Dancing with my mother on this rooftop. The closeness of her cheek against mine, the scorching sun. It is June. How young she is! We are dancing, and she is singing to me a song whose lyrics I only partially remember but whose melody runs through me so clear. I am five. I do not realize she is drunk. Downstairs large suitcases are flung open on the bed, clothes strewn everywhere, and my father is packing. We are leaving for the United States.

“I forgot about this rooftop,” I said now to the Captain. In the sunlight his hair was not nearly black like mine or Aris’s, but light enough that Greeks might call him blond. His eyes, without his glasses in this sunlight, the color of camouflage: brown and green and gray.

“To be honest I’d never thought to look,” he said.

“Sorry again to have asked,” he said of my cheek.

“It’s okay,” I said.

My father busts through the door, onto the roof. He is livid. Though prone to his own rages, he was a gentle man and had, to my knowledge, never hurt my mother. He rarely spanked me, and when he did he cried afterward. My mother and I are facing Lykavittos but we turn our faces back to him. My face looks suddenly stricken, as though I have just realized he is upset, but my mother has her head swung back, her hair spilling down her back, that golden-yellow dress with the embroidery on the sleeves. My father reaches out to take me from her and leaves my mother there on the roof, dancing.

A parapet was now built around the rooftop’s perimeter, which I did not remember. I remember feeling worried she might fall off. How much does she drink a day.

I walked to the chairs but then passed them, to the ledge. The Captain didn’t sit either. Nor did he talk. “I have a lot of memories here,” I said. I turned to face him again.

My mother is on that roof with us, in that yellow dress: drunk, and singing. Another song we used to dance to: I’ll get myself a captain. She’s laughing, throwing her head back, and then she turns to me again and mouths: “He’s married too, koukla.” She turns away and clinks the ice in her drink. Almost empty.

The Captain smelled of fresh sweat, of salt, of the tangy barb of his deodorant. He walked to the edge of the roof, peered over the parapet. He stood like a soccer player at ease: hand on cocked hip. Together we looked up to Lykavittos and down at the city, coming alive under the early-morning sun. The Wednesday laiki was in full swing already, and the shouts of the vendors—cherries, apricots, lettuce—rose up in the air.

He knew I was interested in the histories of these Athens neighborhoods. He told me that when he was a child and would visit his uncle, who lived in the flat he occupies now, the neighborhood was much different. He pointed to the narrow road that ascended the hill and widened as it rose to Lykavittos: one neighbor had goats, he told me. And chickens who began their koukourikou before daybreak.

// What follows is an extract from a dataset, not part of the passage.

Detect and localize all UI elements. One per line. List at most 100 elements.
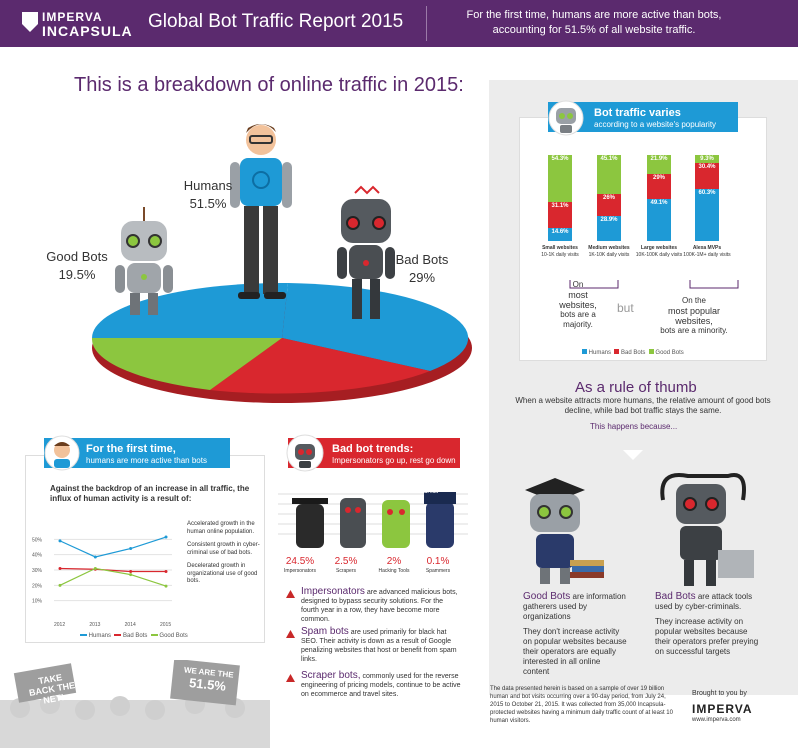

Very few apartment blocks lined this street then, he continued. “Before you were born, of course,” he added. In fact, if you walked just a block or two down, he said, on the way to Mavili, it was like walking through a tiny village. “I can show you later, if you like,” he said.

Sure, that would be nice, I thought I said. But I guess I didn’t.

“Maybe you want to be alone up here?”